Optimizing Data-driven Causal Discovery Using Knowledge-guided Search

Uzma Hasan,Md Osman Gani
2024-07-08
Abstract:Learning causal relationships solely from observational data often fails to reveal the underlying causal mechanisms due to the vast search space of possible causal graphs, which can grow exponentially, especially for greedy algorithms using score-based approaches. Leveraging prior causal information, such as the presence or absence of causal edges, can help restrict and guide the score-based discovery process, leading to a more accurate search. In the healthcare domain, prior knowledge is abundant from sources like medical journals, electronic health records (EHRs), and clinical intervention outcomes. This study introduces a knowledge-guided causal structure search (KGS) approach that utilizes observational data and structural priors (such as causal edges) as constraints to learn the causal graph. KGS leverages prior edge information between variables, including the presence of a directed edge, the absence of an edge, and the presence of an undirected edge. We extensively evaluate KGS in multiple settings using synthetic and benchmark real-world datasets, as well as in a real-life healthcare application related to oxygen therapy treatment. To obtain causal priors, we use GPT-4 to retrieve relevant literature information. Our results show that structural priors of any type and amount enhance the search process, improving performance and optimizing causal discovery. This guided strategy ensures that the discovered edges align with established causal knowledge, enhancing the trustworthiness of findings while expediting the search process. It also enables a more focused exploration of causal mechanisms, potentially leading to more effective and personalized healthcare solutions.
Artificial Intelligence
What problem does this paper attempt to address?

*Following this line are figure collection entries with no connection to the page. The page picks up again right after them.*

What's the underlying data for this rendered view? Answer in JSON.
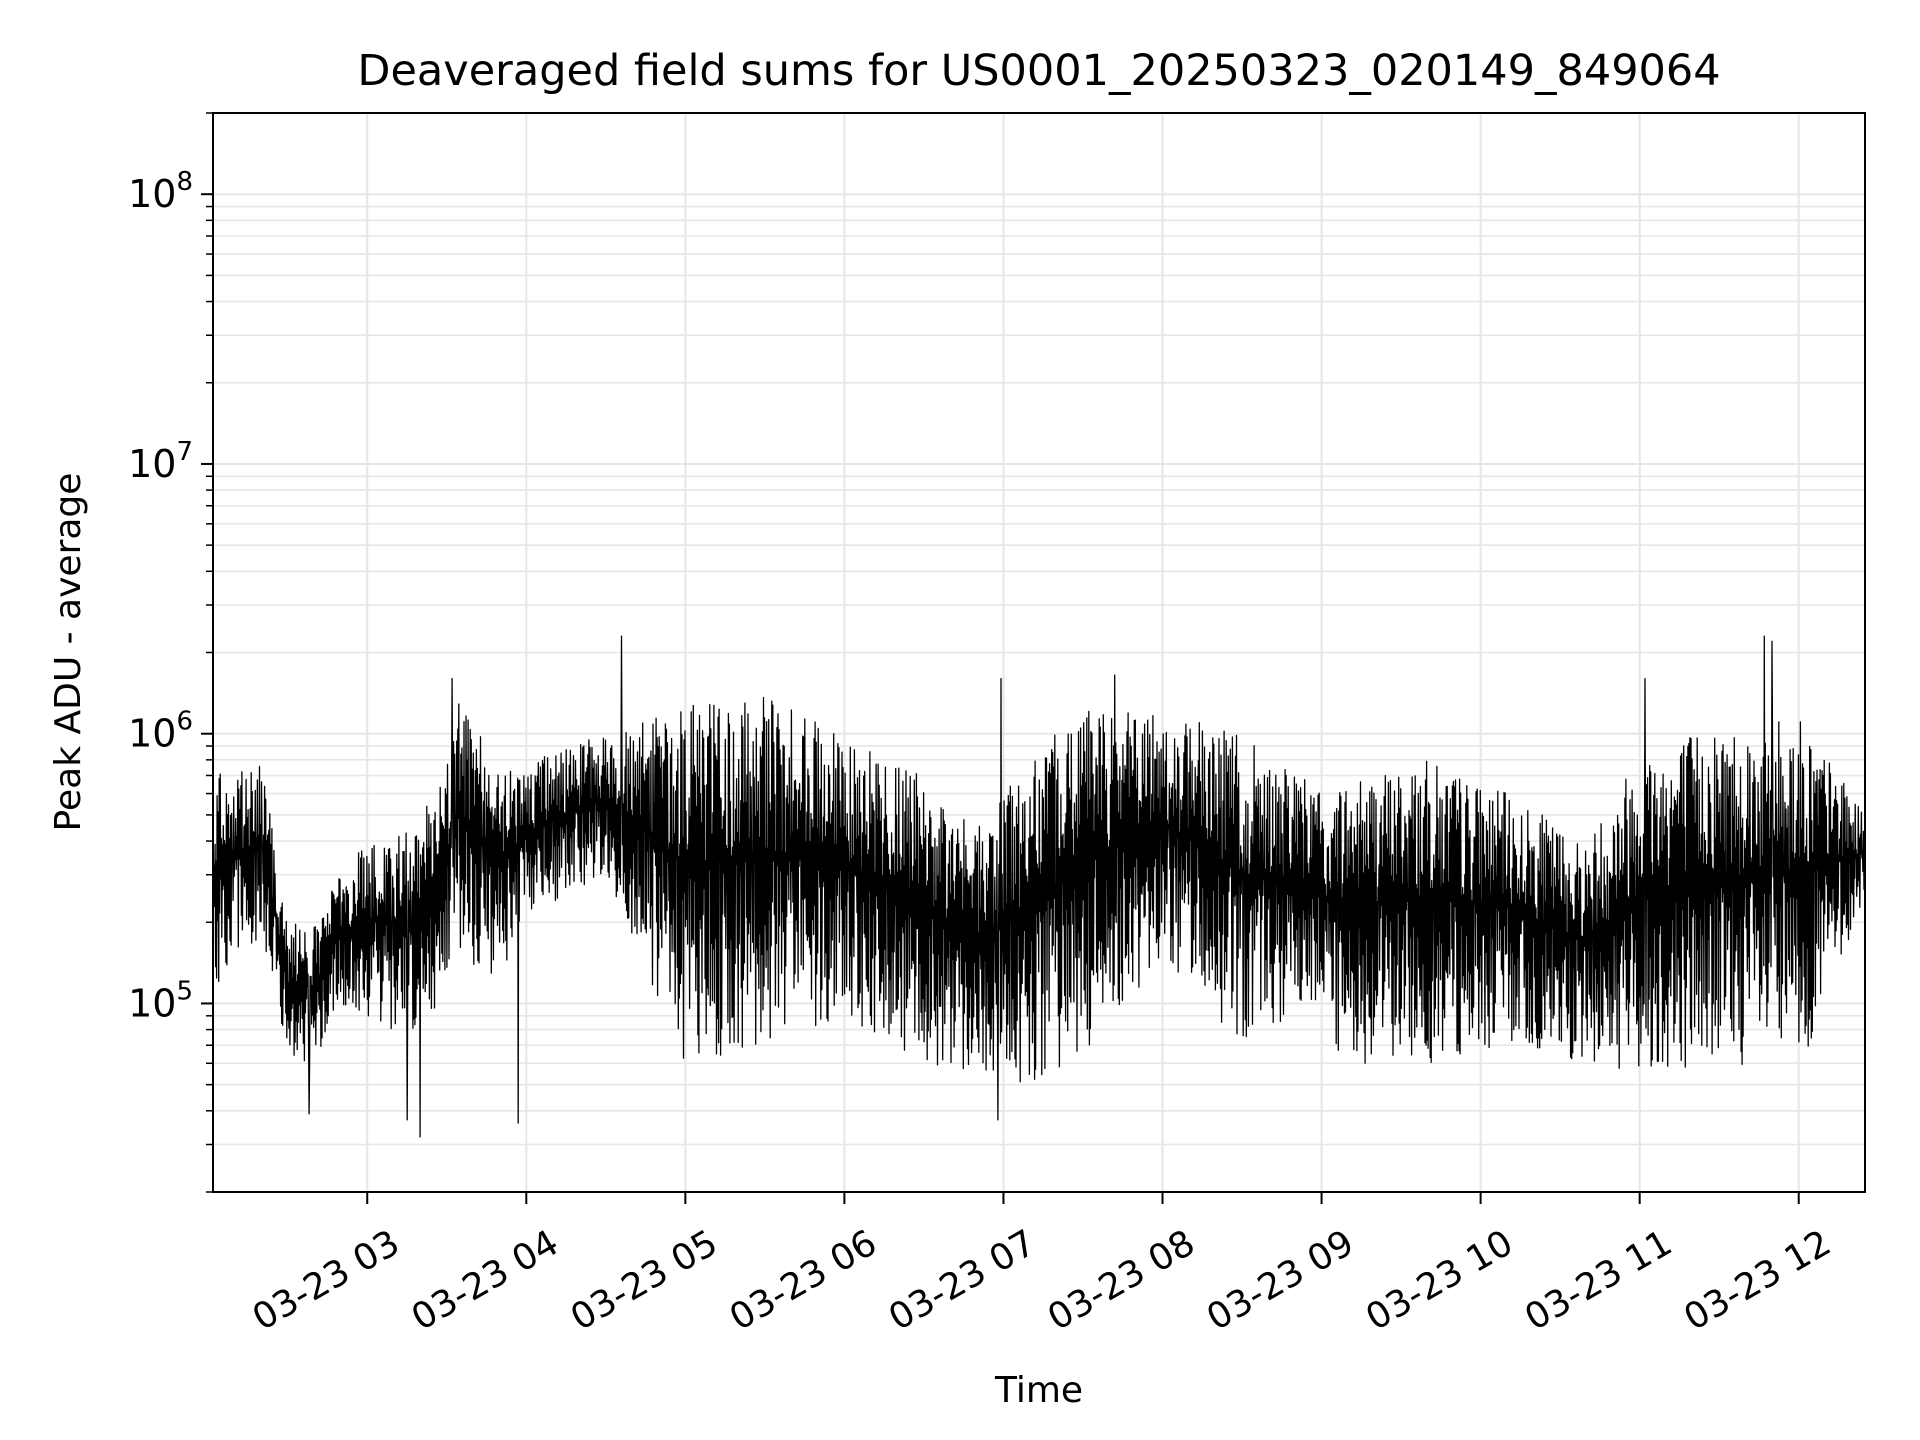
{
  "chart_data": {
    "type": "line",
    "title": "Deaveraged field sums for US0001_20250323_020149_849064",
    "xlabel": "Time",
    "ylabel": "Peak ADU - average",
    "yscale": "log",
    "ylim": [
      20000,
      200000000
    ],
    "xlim": [
      "2025-03-23T02:01:49",
      "2025-03-23T12:25:00"
    ],
    "x_ticks": [
      {
        "t": "2025-03-23T03:00",
        "label": "03-23 03"
      },
      {
        "t": "2025-03-23T04:00",
        "label": "03-23 04"
      },
      {
        "t": "2025-03-23T05:00",
        "label": "03-23 05"
      },
      {
        "t": "2025-03-23T06:00",
        "label": "03-23 06"
      },
      {
        "t": "2025-03-23T07:00",
        "label": "03-23 07"
      },
      {
        "t": "2025-03-23T08:00",
        "label": "03-23 08"
      },
      {
        "t": "2025-03-23T09:00",
        "label": "03-23 09"
      },
      {
        "t": "2025-03-23T10:00",
        "label": "03-23 10"
      },
      {
        "t": "2025-03-23T11:00",
        "label": "03-23 11"
      },
      {
        "t": "2025-03-23T12:00",
        "label": "03-23 12"
      }
    ],
    "y_ticks": [
      {
        "value": 100000,
        "base": "10",
        "exp": "5"
      },
      {
        "value": 1000000,
        "base": "10",
        "exp": "6"
      },
      {
        "value": 10000000,
        "base": "10",
        "exp": "7"
      },
      {
        "value": 100000000,
        "base": "10",
        "exp": "8"
      }
    ],
    "grid": true,
    "line_color": "#000000",
    "grid_color": "#e6e6e6",
    "series_envelope": {
      "note_is_not_displayed": false,
      "x": [
        "2025-03-23T02:02",
        "2025-03-23T02:20",
        "2025-03-23T02:30",
        "2025-03-23T02:40",
        "2025-03-23T02:50",
        "2025-03-23T03:00",
        "2025-03-23T03:20",
        "2025-03-23T03:35",
        "2025-03-23T03:50",
        "2025-03-23T04:00",
        "2025-03-23T04:30",
        "2025-03-23T05:00",
        "2025-03-23T05:30",
        "2025-03-23T06:00",
        "2025-03-23T06:30",
        "2025-03-23T06:50",
        "2025-03-23T07:10",
        "2025-03-23T07:30",
        "2025-03-23T08:00",
        "2025-03-23T08:30",
        "2025-03-23T08:50",
        "2025-03-23T09:10",
        "2025-03-23T09:40",
        "2025-03-23T10:10",
        "2025-03-23T10:40",
        "2025-03-23T11:00",
        "2025-03-23T11:30",
        "2025-03-23T12:00",
        "2025-03-23T12:25"
      ],
      "low": [
        110000,
        180000,
        60000,
        60000,
        100000,
        90000,
        70000,
        150000,
        120000,
        200000,
        300000,
        60000,
        70000,
        90000,
        60000,
        55000,
        50000,
        60000,
        150000,
        70000,
        90000,
        60000,
        60000,
        70000,
        60000,
        55000,
        60000,
        55000,
        250000
      ],
      "high": [
        700000,
        800000,
        200000,
        200000,
        300000,
        400000,
        450000,
        1400000,
        700000,
        800000,
        1000000,
        1300000,
        1400000,
        1000000,
        700000,
        450000,
        800000,
        1300000,
        1200000,
        1000000,
        700000,
        700000,
        800000,
        600000,
        400000,
        900000,
        1100000,
        1200000,
        500000
      ]
    },
    "spikes": [
      {
        "t": "2025-03-23T04:36",
        "value": 2300000
      },
      {
        "t": "2025-03-23T11:47",
        "value": 2300000
      },
      {
        "t": "2025-03-23T11:50",
        "value": 2200000
      },
      {
        "t": "2025-03-23T06:59",
        "value": 1600000
      },
      {
        "t": "2025-03-23T03:32",
        "value": 1600000
      },
      {
        "t": "2025-03-23T07:42",
        "value": 1650000
      },
      {
        "t": "2025-03-23T11:02",
        "value": 1600000
      },
      {
        "t": "2025-03-23T03:20",
        "value": 32000
      },
      {
        "t": "2025-03-23T03:15",
        "value": 37000
      },
      {
        "t": "2025-03-23T03:57",
        "value": 36000
      },
      {
        "t": "2025-03-23T06:58",
        "value": 37000
      },
      {
        "t": "2025-03-23T02:38",
        "value": 39000
      }
    ]
  }
}
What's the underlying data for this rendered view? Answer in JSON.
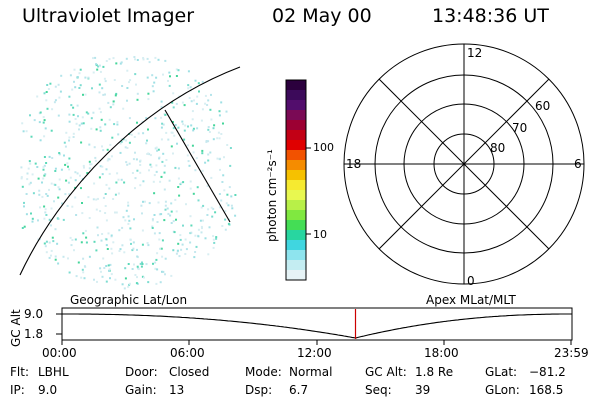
{
  "header": {
    "title": "Ultraviolet Imager",
    "date": "02 May 00",
    "time": "13:48:36 UT"
  },
  "colorbar": {
    "unit_label": "photon cm⁻²s⁻¹",
    "ticks": [
      "100",
      "10"
    ],
    "colors": [
      "#2b003d",
      "#3c0a5a",
      "#520d6c",
      "#7a0a55",
      "#9c0033",
      "#c20015",
      "#e00000",
      "#f25200",
      "#f58c00",
      "#f6c100",
      "#f6ea30",
      "#e8f850",
      "#b8f048",
      "#80e840",
      "#44dd55",
      "#28d6a0",
      "#40d6e0",
      "#8ee4ee",
      "#c4edf2",
      "#e6f3f6"
    ]
  },
  "polar": {
    "labels": {
      "top": "12",
      "left": "18",
      "right": "6",
      "bottom": "0"
    },
    "lat_labels": [
      "60",
      "70",
      "80"
    ]
  },
  "timeline": {
    "left_label": "Geographic Lat/Lon",
    "right_label": "Apex MLat/MLT",
    "y_axis_label": "GC Alt",
    "y_ticks": [
      "9.0",
      "1.8"
    ],
    "x_ticks": [
      "00:00",
      "06:00",
      "12:00",
      "18:00",
      "23:59"
    ],
    "marker_time": "13:48",
    "marker_color": "#cc0000"
  },
  "info": [
    [
      {
        "k": "Flt:",
        "v": "LBHL"
      },
      {
        "k": "Door:",
        "v": "Closed"
      },
      {
        "k": "Mode:",
        "v": "Normal"
      },
      {
        "k": "GC Alt:",
        "v": "1.8 Re"
      },
      {
        "k": "GLat:",
        "v": "−81.2"
      }
    ],
    [
      {
        "k": "IP:",
        "v": "9.0"
      },
      {
        "k": "Gain:",
        "v": "13"
      },
      {
        "k": "Dsp:",
        "v": "6.7"
      },
      {
        "k": "Seq:",
        "v": "39"
      },
      {
        "k": "GLon:",
        "v": "168.5"
      }
    ]
  ]
}
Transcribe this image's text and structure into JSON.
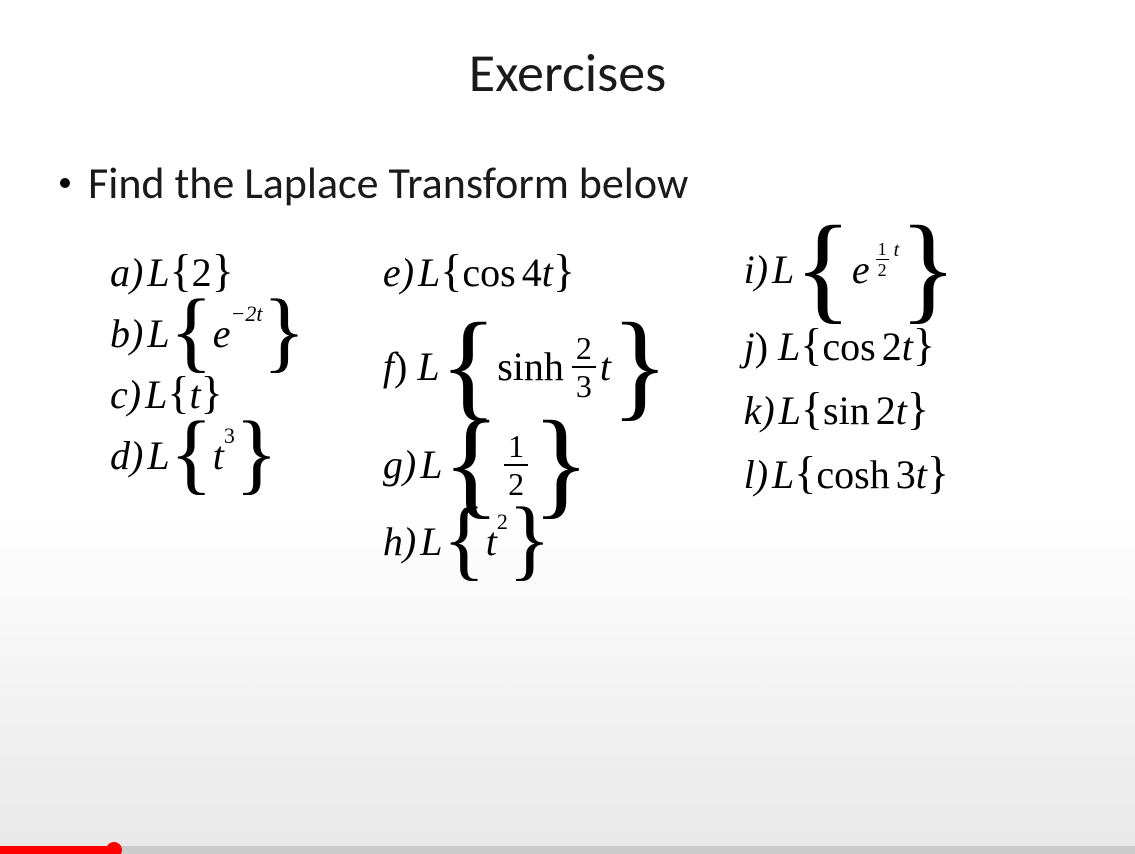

The paper primarily aims to address two key issues in the field of causal discovery: 1. **Optimizing the data-driven causal discovery process**: Traditional greedy algorithms face an exponential growth problem when searching the space of possible causal graphs, leading to inefficient searches and high computational costs. By introducing prior knowledge to guide the search process, the number of states that need to be explored can be significantly reduced, thereby improving search efficiency. 2. **Utilizing existing knowledge to improve causal structure learning**: In fields such as healthcare, there is a wealth of prior knowledge (e.g., knowledge obtained from electronic health records, clinical trials, etc.) that can be used in the causal discovery process. However, most existing causal discovery methods rely solely on data-driven approaches and do not fully utilize this prior knowledge. This study proposes a new method called Knowledge-Guided Causal Structure Search (KGS), which aims to effectively integrate such prior knowledge into the causal discovery process. Specifically, the KGS method uses three types of prior knowledge constraints to guide the search process: - **Directed Edges**: Represent known causal relationship directions. - **Forbidden Edges**: Represent situations where no causal relationship exists. - **Undecided Edges**: Represent the existence of a causal relationship but with an unknown direction. Through extensive experimental evaluation on synthetic and real-world datasets, the paper demonstrates that the KGS method can effectively utilize these prior knowledge constraints to improve the accuracy of causal discovery, reduce the search space, and lower computational complexity. Additionally, the paper explores how large language models (such as GPT-4) can be used to extract causal prior knowledge from relevant literature, further enhancing the practicality of the KGS method.